I’m not sure if I built the perfect model for this assignment but I am having around 100% accuracy after only one epoch for both the training and validation set. My loss and validation loss are also very small at the beginning of training.
Please take a look at the following plots. Am I missing something?
So what does the graph indicates overfitting?? as the assignment name also indicates Exploring Overfitting in NLP
things to look into
if your parse data from file has the below codes correctly defined
csv.readerreturns an iterable that returns each row in every iteration. So the label can be accessed viarow[0]and the text viarow[5]`.
The labels are originally encoded as strings (‘0’ representing negative and ‘4’ representing positive). You need to change this so that the labels are integers and 0 is used for representing negative, while 1 should represent positive.
Next in Training validation split,
if you have defined the len of the sentences in correct so the value is integer.
Can you explain based on the below screenshot, how did you create model. Do not share codes. you could just explain how many layers you used, what activation you used, how many dense layers etc. Also in model.compile, loss, optimizer and accuracy.
Another important point for this model algorithm is the below line
This is how you need to set the Embedding layer when using pre-trained embeddings
what vocab size, weights you used.
I’m not sure if this is overfittig? I recall that overfitting occurs on the training set but in my case it’s overfitting on both sets?
This part of my code is correct. The test function works and I can see the expected output.
The variable train_size is an integer. Also here, the test function works.
I tried two different architectures:
The first one is a model with Embedding, Conv1D, GlobalMaxPooling1D, and two Dense layers with a Dropout layer between them.
The second one is a model with Embedding, Dropout, Bidirectional LSTM and two Dense layers.
The activation of the output layer is sigmoid, all other layers have a Relu activation function. The loss function is binary_crossentropy and the optimizer is adam.
The Embedding layer is already provided and I haven’t changed the code here. It has the following arguments:
Ok great. if you already solve, then kindly close the thread by choosing a comment which solved your issue or explaining how you solved a issue yourself.
I meant my code which produces these two graphs did pass with 100/100 after my submission. The slope of the val_loss is 0 and that’s why all tests are fine. But I still think that the trained model ist not correct.
This is correct, but what was your unit for the last two dense layer.
The second one is a model with Embedding, Dropout, Bidirectional LSTM and two Dense layers.
The activation of the output layer is sigmoid, all other layers have a Relu activation function.
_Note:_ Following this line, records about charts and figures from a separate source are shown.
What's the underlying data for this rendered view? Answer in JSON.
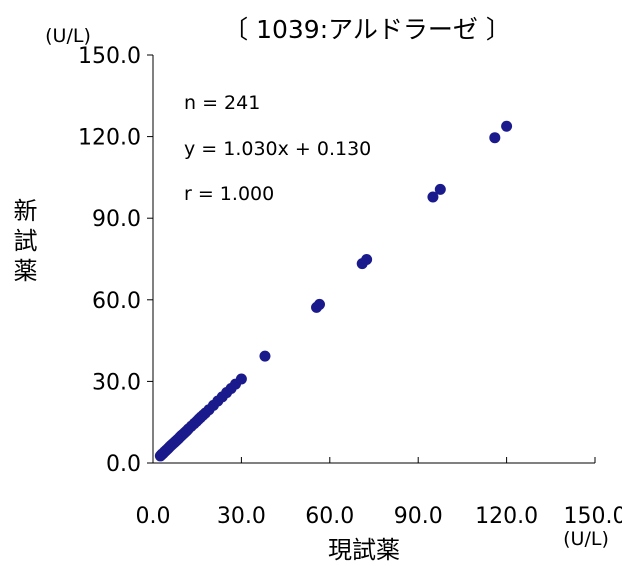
{
  "chart_data": {
    "type": "scatter",
    "title": "〔 1039:アルドラーゼ 〕",
    "xlabel": "現試薬",
    "ylabel": "新試薬",
    "x_unit": "(U/L)",
    "y_unit": "(U/L)",
    "xlim": [
      0,
      150
    ],
    "ylim": [
      0,
      150
    ],
    "x_ticks": [
      0,
      30,
      60,
      90,
      120,
      150
    ],
    "y_ticks": [
      0,
      30,
      60,
      90,
      120,
      150
    ],
    "x_tick_labels": [
      "0.0",
      "30.0",
      "60.0",
      "90.0",
      "120.0",
      "150.0"
    ],
    "y_tick_labels": [
      "0.0",
      "30.0",
      "60.0",
      "90.0",
      "120.0",
      "150.0"
    ],
    "grid": false,
    "point_color": "#1a1a8c",
    "annotations": {
      "n": "n = 241",
      "equation": "y = 1.030x + 0.130",
      "r": "r = 1.000"
    },
    "points": [
      [
        2.5,
        2.6
      ],
      [
        2.8,
        2.9
      ],
      [
        3.0,
        3.2
      ],
      [
        3.2,
        3.3
      ],
      [
        3.5,
        3.6
      ],
      [
        3.8,
        4.0
      ],
      [
        4.0,
        4.2
      ],
      [
        4.3,
        4.5
      ],
      [
        4.5,
        4.7
      ],
      [
        4.8,
        5.0
      ],
      [
        5.0,
        5.2
      ],
      [
        5.3,
        5.5
      ],
      [
        5.5,
        5.8
      ],
      [
        5.8,
        6.1
      ],
      [
        6.0,
        6.3
      ],
      [
        6.3,
        6.6
      ],
      [
        6.6,
        6.9
      ],
      [
        7.0,
        7.3
      ],
      [
        7.3,
        7.6
      ],
      [
        7.6,
        7.9
      ],
      [
        8.0,
        8.3
      ],
      [
        8.4,
        8.7
      ],
      [
        8.8,
        9.1
      ],
      [
        9.2,
        9.6
      ],
      [
        9.6,
        10.0
      ],
      [
        10.0,
        10.4
      ],
      [
        10.5,
        10.9
      ],
      [
        11.0,
        11.4
      ],
      [
        11.5,
        11.9
      ],
      [
        12.0,
        12.5
      ],
      [
        13.0,
        13.5
      ],
      [
        14.0,
        14.5
      ],
      [
        14.8,
        15.3
      ],
      [
        15.5,
        16.1
      ],
      [
        16.2,
        16.8
      ],
      [
        17.0,
        17.6
      ],
      [
        17.8,
        18.4
      ],
      [
        19.0,
        19.6
      ],
      [
        20.5,
        21.2
      ],
      [
        22.0,
        22.8
      ],
      [
        23.5,
        24.3
      ],
      [
        25.0,
        25.9
      ],
      [
        26.5,
        27.4
      ],
      [
        28.0,
        29.0
      ],
      [
        30.0,
        30.9
      ],
      [
        38.0,
        39.3
      ],
      [
        55.5,
        57.2
      ],
      [
        56.5,
        58.3
      ],
      [
        71.0,
        73.3
      ],
      [
        72.5,
        74.8
      ],
      [
        95.0,
        97.8
      ],
      [
        97.5,
        100.6
      ],
      [
        116.0,
        119.6
      ],
      [
        120.0,
        123.8
      ]
    ]
  }
}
The loss function is binary_crossentropy and the optimizer is Adam.
in model compile, what accuracy you used?
Also did you notice after model training the below statement
To pass this assignment your val_loss (validation loss) should either be flat or decreasing.
Although a flat val_loss and a lowering train_loss (or just loss) also indicate some overfitting what you really want to avoid is having a lowering train_lossand an increasing val_loss.
Probably that’s why you cleared the assignment submission.
Explore your model with this pointer,
Try simpler architectures first to avoid long training times. Architectures that are able to solve this problem usually have around 3-4 layers (excluding the last two Dense ones)
I found the mistake in my code. When changing the labels from 0 or 4 to 0 or 1, I was checking for integer values instead of string. Therefore, all my labels had one as a value. Now I check for string values and the results seem to be reasonable.